1. YAZARLAR

  2. HAMZA TÜRKMEN

  3. Müslüman Coğrafyada Üç Potansiyel Bölgeden İkisinde Olumlu Gelişmeler
HAMZA TÜRKMEN

HAMZA TÜRKMEN

Yazarın Tüm Yazıları >

Müslüman Coğrafyada Üç Potansiyel Bölgeden İkisinde Olumlu Gelişmeler

13 Temmuz 2013 Cumartesi 14:51A+A-

Müslüman coğrafyanın I. Dünya Savaşı’ndan bu yana kolonyalist rejimlerle biçimlendirildiği açık-seçik bir gerçekliktir. Bu coğrafyada yapay sınırlarla oluşturulan devletlerin kimisi dini krallık, kimisi laik cumhuriyettir. Coğrafyamızda kurulan/kurdurtulan ulus devletlerin kimisi ekonomik yapısı, kimisi askeri yapısı, kimisi siyasi yapısı itibariyle veya birçok ünitesiyle sömürge durumundadır. Bu ülkeler içinde en fazla demokratikleşme eğilimini ve ekonomik kalkınma trendini somutlaştıran Türkiye’dir.
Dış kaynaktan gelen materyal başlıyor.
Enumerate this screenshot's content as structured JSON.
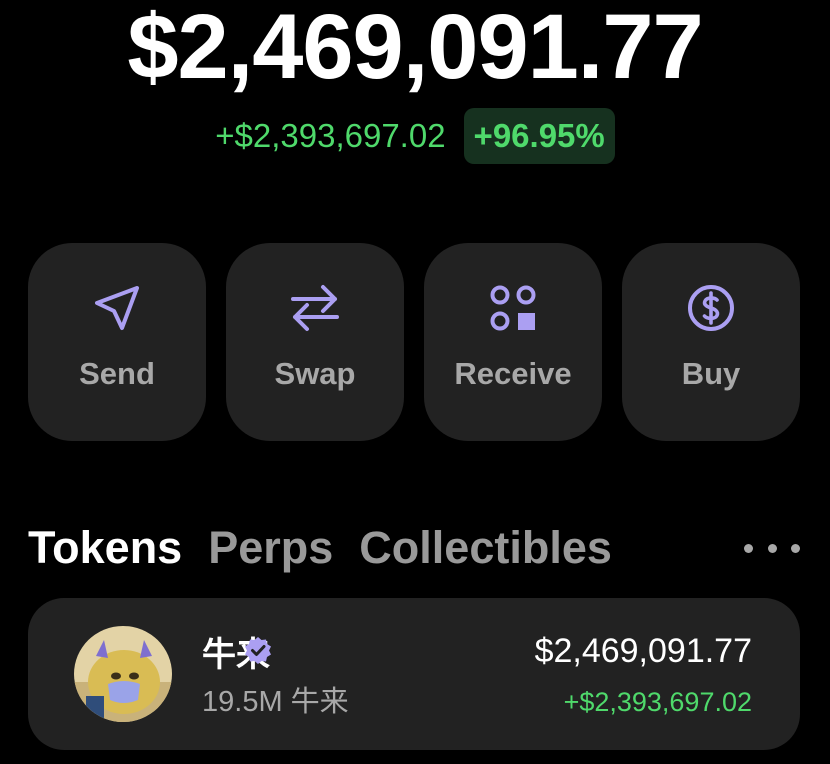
{
  "portfolio": {
    "balance": "$2,469,091.77",
    "change_amount": "+$2,393,697.02",
    "change_percent": "+96.95%"
  },
  "actions": [
    {
      "label": "Send",
      "icon": "send-icon"
    },
    {
      "label": "Swap",
      "icon": "swap-icon"
    },
    {
      "label": "Receive",
      "icon": "receive-icon"
    },
    {
      "label": "Buy",
      "icon": "buy-icon"
    }
  ],
  "tabs": [
    {
      "label": "Tokens",
      "active": true
    },
    {
      "label": "Perps",
      "active": false
    },
    {
      "label": "Collectibles",
      "active": false
    }
  ],
  "more_icon": "more-horizontal-icon",
  "tokens": [
    {
      "name": "牛来",
      "quantity": "19.5M 牛来",
      "value": "$2,469,091.77",
      "change": "+$2,393,697.02",
      "verified": true
    }
  ],
  "colors": {
    "accent": "#ab9ff2",
    "positive": "#4fd96b",
    "card_bg": "#222222",
    "background": "#000000",
    "muted_text": "#a8a8a8"
  }
}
Türkiye’nin ise sömürgeleşme zemini, hukuk sisteminin Avrupalı normlara göre oluşturulması ve harf devrimi gibi inkılaplarla veya 1923 İzmir İktisat Kongresi’ndeki “Yabancı sermayeye hürmetkâr kalacağız” ilanıyla daha başından itibaren oluşmuştur.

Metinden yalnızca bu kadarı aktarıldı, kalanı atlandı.